Granados-Oseguera v. Mukasey, [] does not control. There, petitioner was fully aware of the voluntary departure order but remained in the United States in reliance on counsel’s erroneous advice. In this case, Singh did not receive a copy of the BIA’s decision and order of voluntary departure, and has alleged that his counsel did not tell him about the order of voluntary departure in response to his query about the contents of the BIA’s decision.

Based on the reasoning of Singh, Mr. Singh is better off than Mr. Granados-Oseguera because Mr. Singh’s lawyer did not tell him about the voluntary departure that he advised Mr. Singh to ignore while Mr. Granados-Oseguera’s lawyer presumably told Mr. Granados-Oseguera about the voluntary departure he advised Mr. Granados-Oseguera to ignore. To me, this way of distinguishing the cases is unsatisfactory. In both cases it was attorney error that led to overstaying voluntary departure. Besides, nothing in Granados-Oseguera indicates what Mr. Granados-Oseguera actually knew. The cases may as well be distinguished because Mr. Singh is a vegetarian and Mr. Granados-Oseguera an omnivore – though, like the way the cases were actually distinguished, this fact about Mr. Granados-Oseguera is not actually in the record.

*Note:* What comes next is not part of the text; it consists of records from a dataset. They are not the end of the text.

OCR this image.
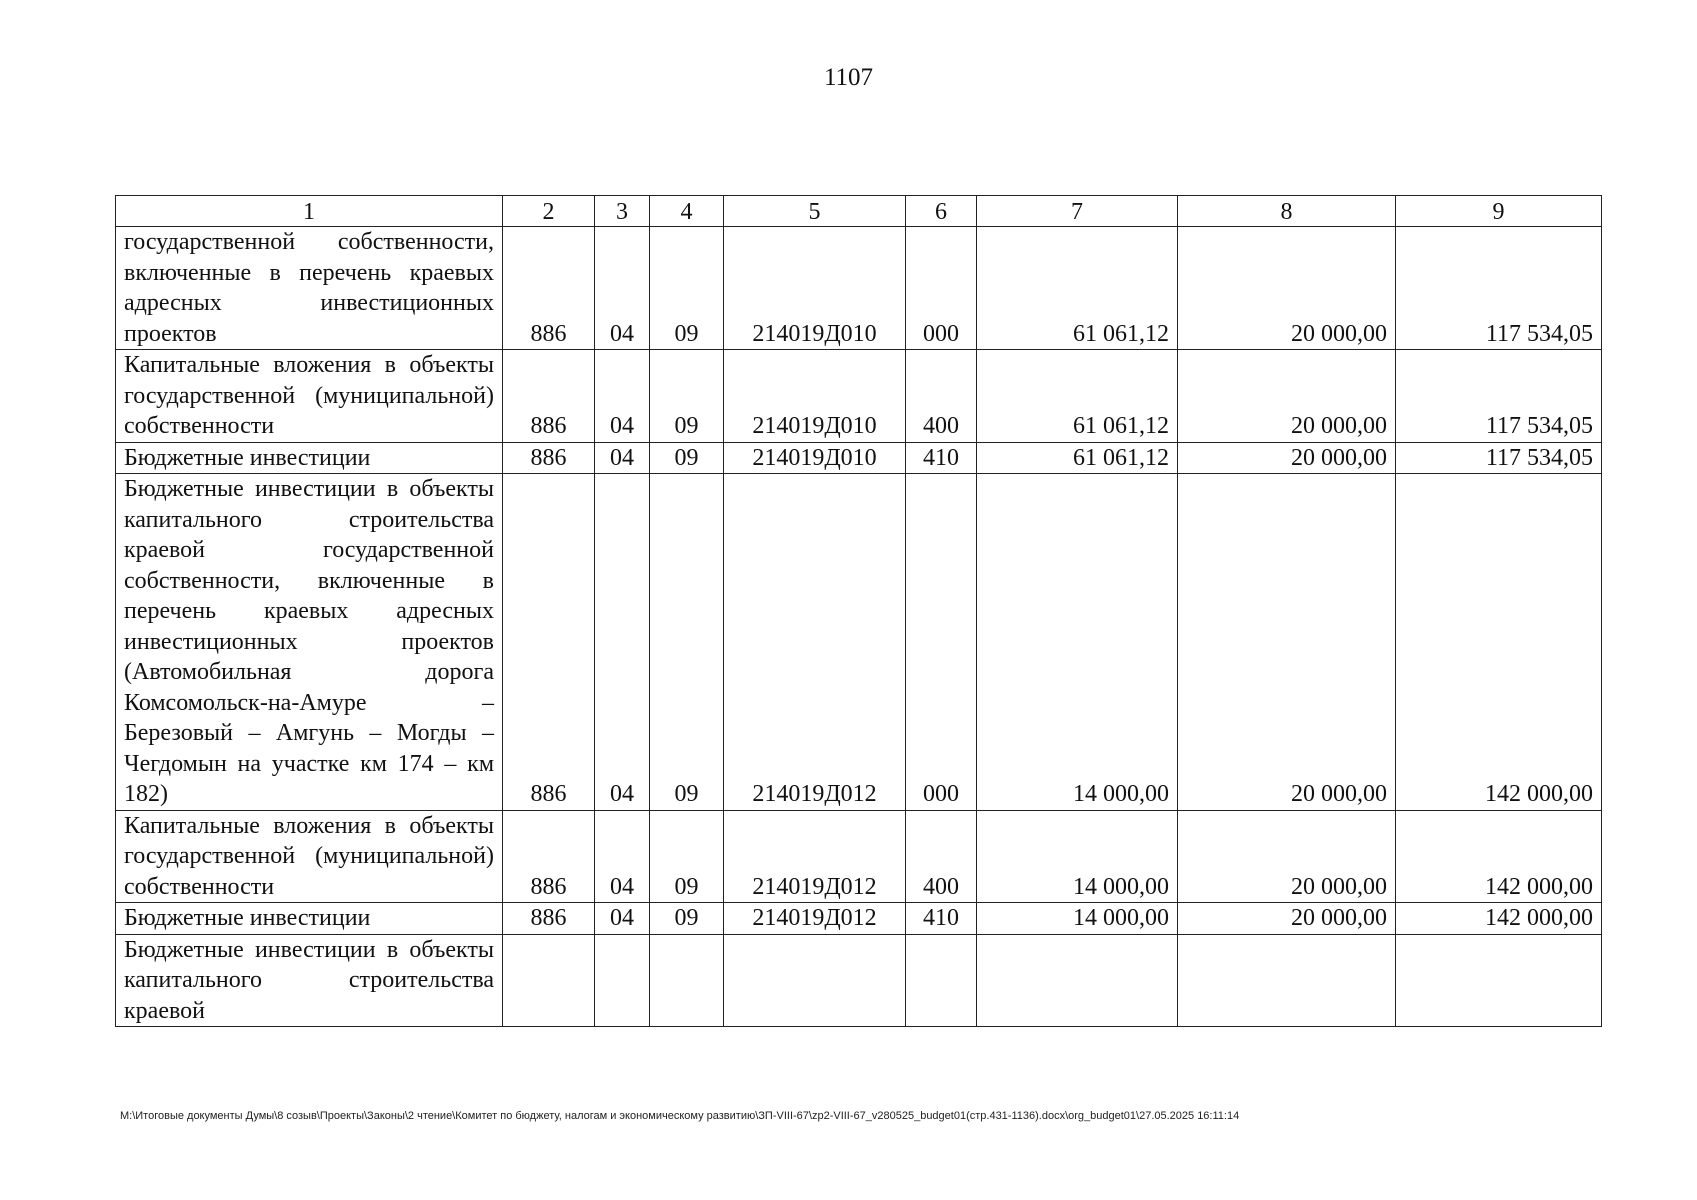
1107
1	2	3	4	5	6	7	8	9
государственной собственности, включенные в перечень краевых адресных инвестиционных проектов	886	04	09	214019Д010	000	61 061,12	20 000,00	117 534,05
Капитальные вложения в объекты государственной (муниципальной) собственности	886	04	09	214019Д010	400	61 061,12	20 000,00	117 534,05
Бюджетные инвестиции	886	04	09	214019Д010	410	61 061,12	20 000,00	117 534,05
Бюджетные инвестиции в объекты капитального строительства краевой государственной собственности, включенные в перечень краевых адресных инвестиционных проектов (Автомобильная дорога Комсомольск-на-Амуре – Березовый – Амгунь – Могды – Чегдомын на участке км 174 – км 182)	886	04	09	214019Д012	000	14 000,00	20 000,00	142 000,00
Капитальные вложения в объекты государственной (муниципальной) собственности	886	04	09	214019Д012	400	14 000,00	20 000,00	142 000,00
Бюджетные инвестиции	886	04	09	214019Д012	410	14 000,00	20 000,00	142 000,00
Бюджетные инвестиции в объекты капитального строительства краевой								
M:\Итоговые документы Думы\8 созыв\Проекты\Законы\2 чтение\Комитет по бюджету, налогам и экономическому развитию\ЗП-VIII-67\zp2-VIII-67_v280525_budget01(стр.431-1136).docx\org_budget01\27.05.2025 16:11:14
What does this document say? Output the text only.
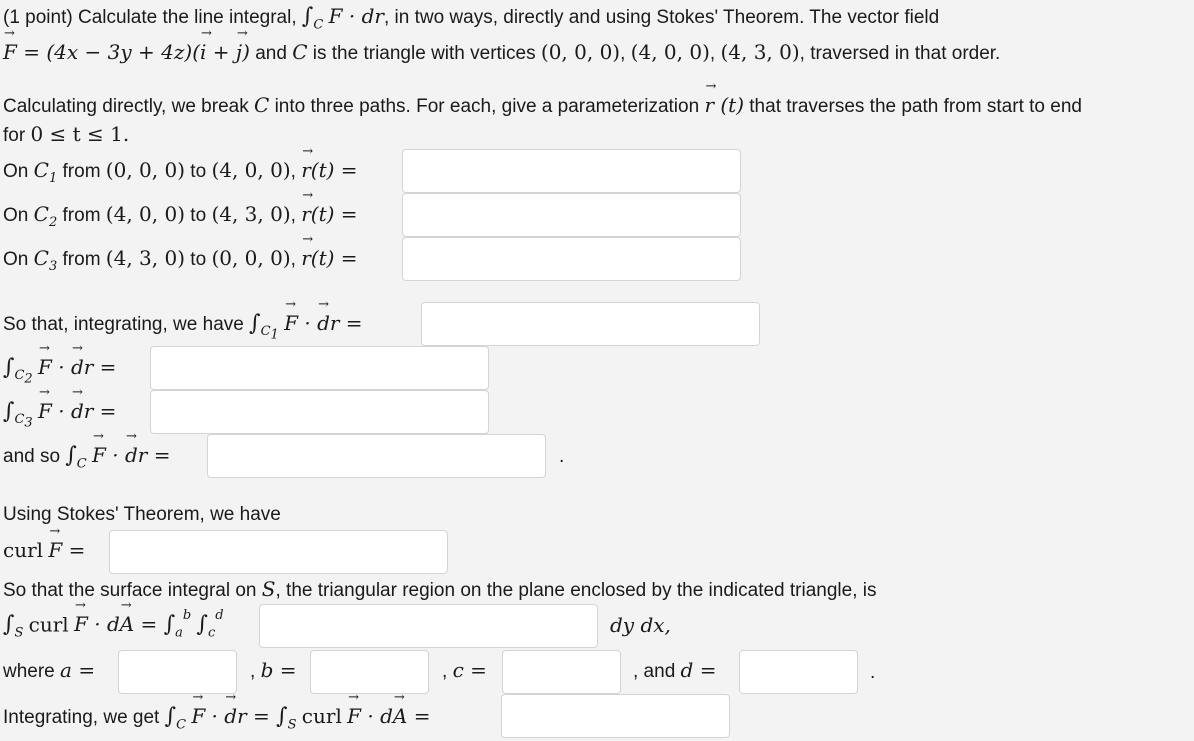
(1 point) Calculate the line integral, $\int_C \to F$ · → dr, in two ways, directly and using Stokes' Theorem. The vector field
→ F = (4x − 3y + 4z)(→ i + → j) and C is the triangle with vertices (0, 0, 0), (4, 0, 0), (4, 3, 0), traversed in that order.
Calculating directly, we break C into three paths. For each, give a parameterization → r (t) that traverses the path from start to end
for 0 ≤ t ≤ 1.
On $C_1$ from (0, 0, 0) to (4, 0, 0), → r(t) =
On $C_2$ from (4, 0, 0) to (4, 3, 0), → r(t) =
On $C_3$ from (4, 3, 0) to (0, 0, 0), → r(t) =
So that, integrating, we have $\int_{C_1} \to F$ · → dr =
$\int_{C_2} \to F$ · → dr =
$\int_{C_3} \to F$ · → dr =
and so $\int_C \to F$ · → dr =	.
Using Stokes' Theorem, we have
curl → F =
So that the surface integral on S, the triangular region on the plane enclosed by the indicated triangle, is
$\int_S$ curl → $F \cdot d\to A = \int_a^b$ $\int_c^d$	dy dx,
where a =	, b =	, c =	, and d =	.
Integrating, we get $\int_C \to F$ · → dr = $\int_S$ curl → F · d→ A =
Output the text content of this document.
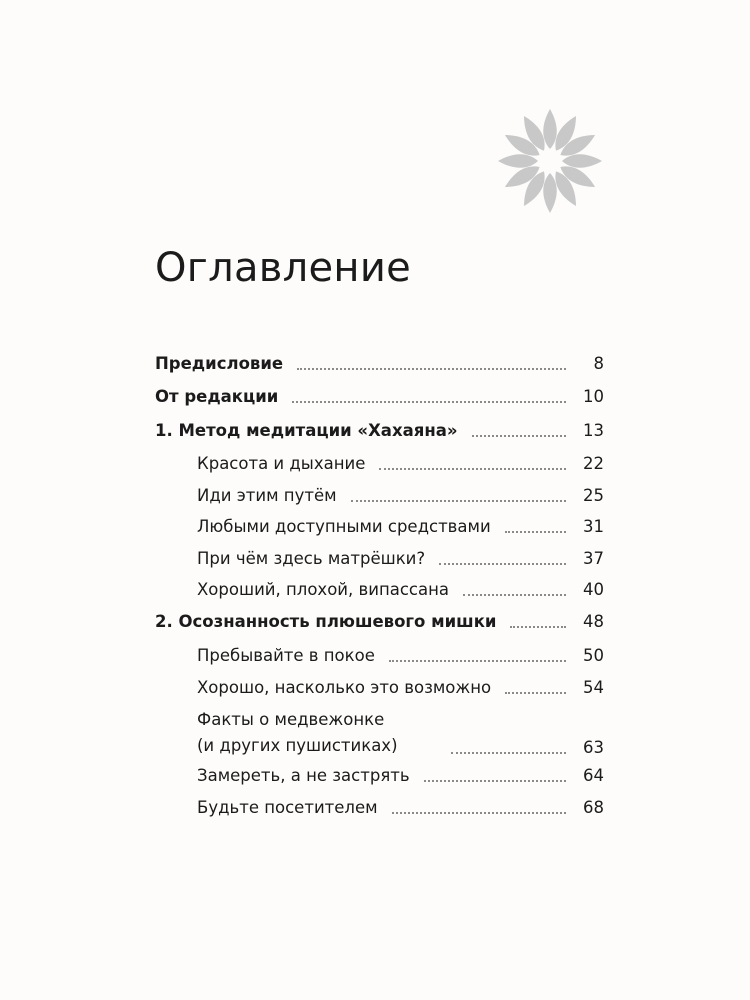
Оглавление
Предисловие	8
От редакции	10
1. Метод медитации «Хахаяна»	13
Красота и дыхание	22
Иди этим путём	25
Любыми доступными средствами	31
При чём здесь матрёшки?	37
Хороший, плохой, випассана	40
2. Осознанность плюшевого мишки	48
Пребывайте в покое	50
Хорошо, насколько это возможно	54
Факты о медвежонке
(и других пушистиках)	63
Замереть, а не застрять	64
Будьте посетителем	68
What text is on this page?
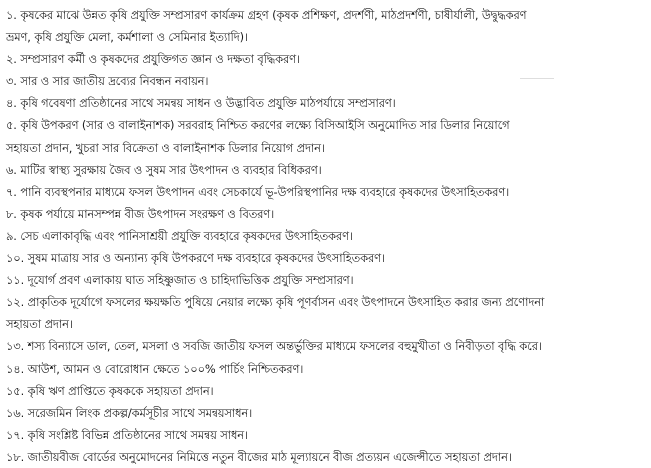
১. কৃষকের মাঝে উন্নত কৃষি প্রযুক্তি সম্প্রসারণ কার্যক্রম গ্রহণ (কৃষক প্রশিক্ষণ, প্রদর্শণী, মাঠপ্রদর্শণী, চাষীর্যালী, উদ্বুদ্ধকরণ
ভ্রমণ, কৃষি প্রযুক্তি মেলা, কর্মশালা ও সেমিনার ইত্যাদি)।
২. সম্প্রসারণ কর্মী ও কৃষকদের প্রযুক্তিগত জ্ঞান ও দক্ষতা বৃদ্ধিকরণ।
৩. সার ও সার জাতীয় দ্রব্যের নিবন্ধন নবায়ন।
৪. কৃষি গবেষণা প্রতিষ্ঠানের সাথে সমন্বয় সাধন ও উদ্ভাবিত প্রযুক্তি মাঠপর্যায়ে সম্প্রসারণ।
৫. কৃষি উপকরণ (সার ও বালাইনাশক) সরবরাহ নিশ্চিত করণের লক্ষ্যে বিসিআইসি অনুমোদিত সার ডিলার নিয়োগে
সহায়তা প্রদান, খুচরা সার বিক্রেতা ও বালাইনাশক ডিলার নিয়োগ প্রদান।
৬. মাটির স্বাস্থ্য সুরক্ষায় জৈব ও সুষম সার উৎপাদন ও ব্যবহার বিধিকরণ।
৭. পানি ব্যবস্থপনার মাধ্যমে ফসল উৎপাদন এবং সেচকার্যে ভূ-উপরিস্থপানির দক্ষ ব্যবহারে কৃষকদের উৎসাহিতকরণ।
৮. কৃষক পর্যায়ে মানসম্পন্ন বীজ উৎপাদন সংরক্ষণ ও বিতরণ।
৯. সেচ এলাকাবৃদ্ধি এবং পানিসাশ্রয়ী প্রযুক্তি ব্যবহারে কৃষকদের উৎসাহিতকরণ।
১০. সুষম মাত্রায় সার ও অন্যান্য কৃষি উপকরণে দক্ষ ব্যবহারে কৃষকদের উৎসাহিতকরণ।
১১. দূযোর্গ প্রবণ এলাকায় ঘাত সহিষ্ণুজাত ও চাহিদাভিত্তিক প্রযুক্তি সম্প্রসারণ।
১২. প্রাকৃতিক দূর্যোগে ফসলের ক্ষয়ক্ষতি পুষিয়ে নেয়ার লক্ষ্যে কৃষি পূণর্বাসন এবং উৎপাদনে উৎসাহিত করার জন্য প্রণোদনা
সহায়তা প্রদান।
১৩. শস্য বিন্যাসে ডাল, তেল, মসলা ও সবজি জাতীয় ফসল অন্তর্ভুক্তির মাধ্যমে ফসলের বহুমুখীতা ও নিবীড়তা বৃদ্ধি করে।
১৪. আউশ, আমন ও বোরোধান ক্ষেতে ১০০% পার্চিং নিশ্চিতকরণ।
১৫. কৃষি ঋণ প্রাপ্তিতে কৃষককে সহায়তা প্রদান।
১৬. সরেজমিন লিংক প্রকল্প/কর্মসূচীর সাথে সমন্বয়সাধন।
১৭. কৃষি সংশ্লিষ্ট বিভিন্ন প্রতিষ্ঠানের সাথে সমন্বয় সাধন।
১৮. জাতীয়বীজ বোর্ডের অনুমোদনের নিমিত্তে নতুন বীজের মাঠ মূল্যায়নে বীজ প্রত্যয়ন এজেন্সীতে সহায়তা প্রদান।
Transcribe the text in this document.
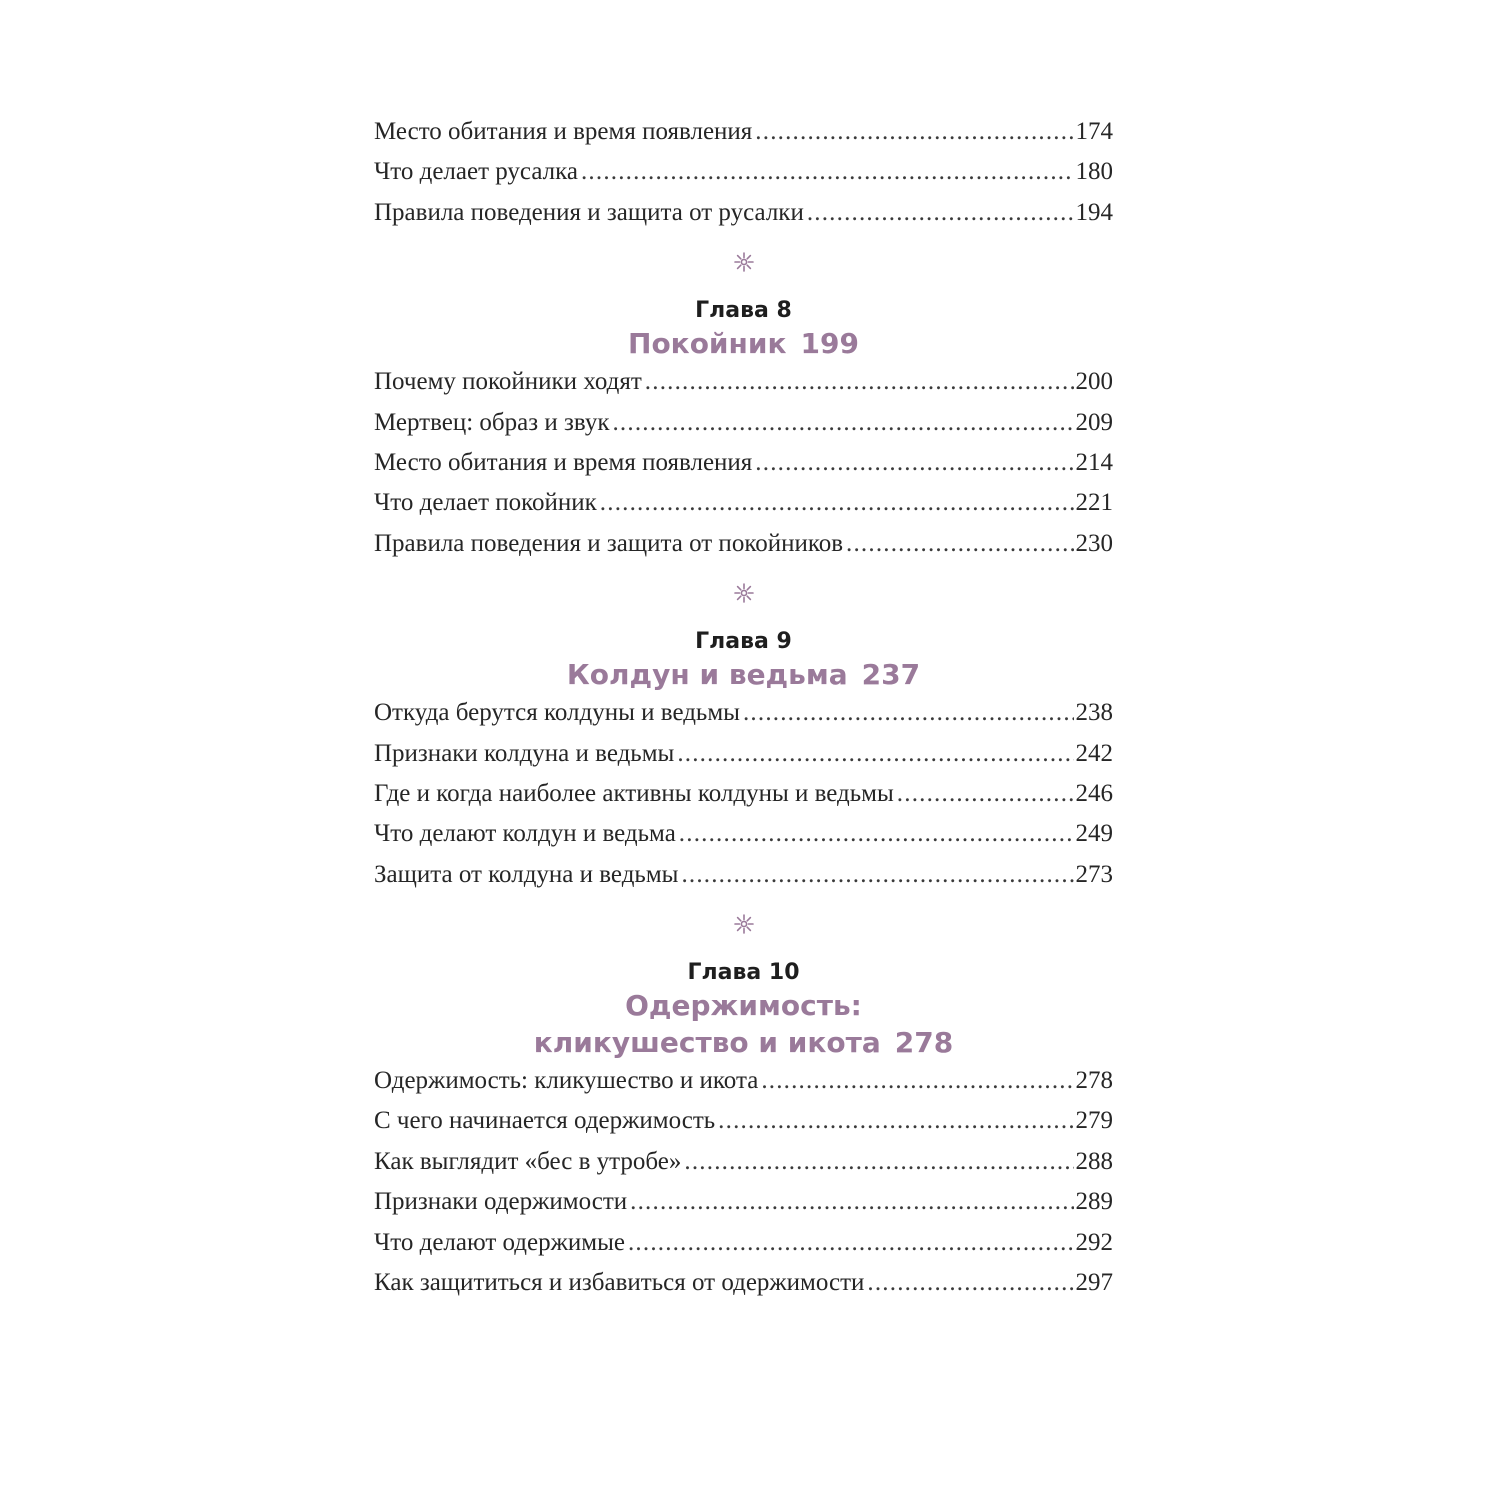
Место обитания и время появления .....	174
Что делает русалка .....	180
Правила поведения и защита от русалки .....	194
Глава 8
Покойник 199
Почему покойники ходят .....	200
Мертвец: образ и звук .....	209
Место обитания и время появления .....	214
Что делает покойник .....	221
Правила поведения и защита от покойников .....	230
Глава 9
Колдун и ведьма 237
Откуда берутся колдуны и ведьмы .....	238
Признаки колдуна и ведьмы .....	242
Где и когда наиболее активны колдуны и ведьмы .....	246
Что делают колдун и ведьма .....	249
Защита от колдуна и ведьмы .....	273
Глава 10
Одержимость:
кликушество и икота 278
Одержимость: кликушество и икота .....	278
С чего начинается одержимость .....	279
Как выглядит «бес в утробе» .....	288
Признаки одержимости .....	289
Что делают одержимые .....	292
Как защититься и избавиться от одержимости .....	297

The solution here is not to screw Mr. Singh. The solution is to realize that if an attorney gives an alien advice not to depart, the failure to depart is not voluntary. This type of attorney error is not rare. It is perverse to reward one alien because his attorney was wrong and uncommunicative while another was wrong and just completely misinformed and/or crooked. Posted July 24, 2011.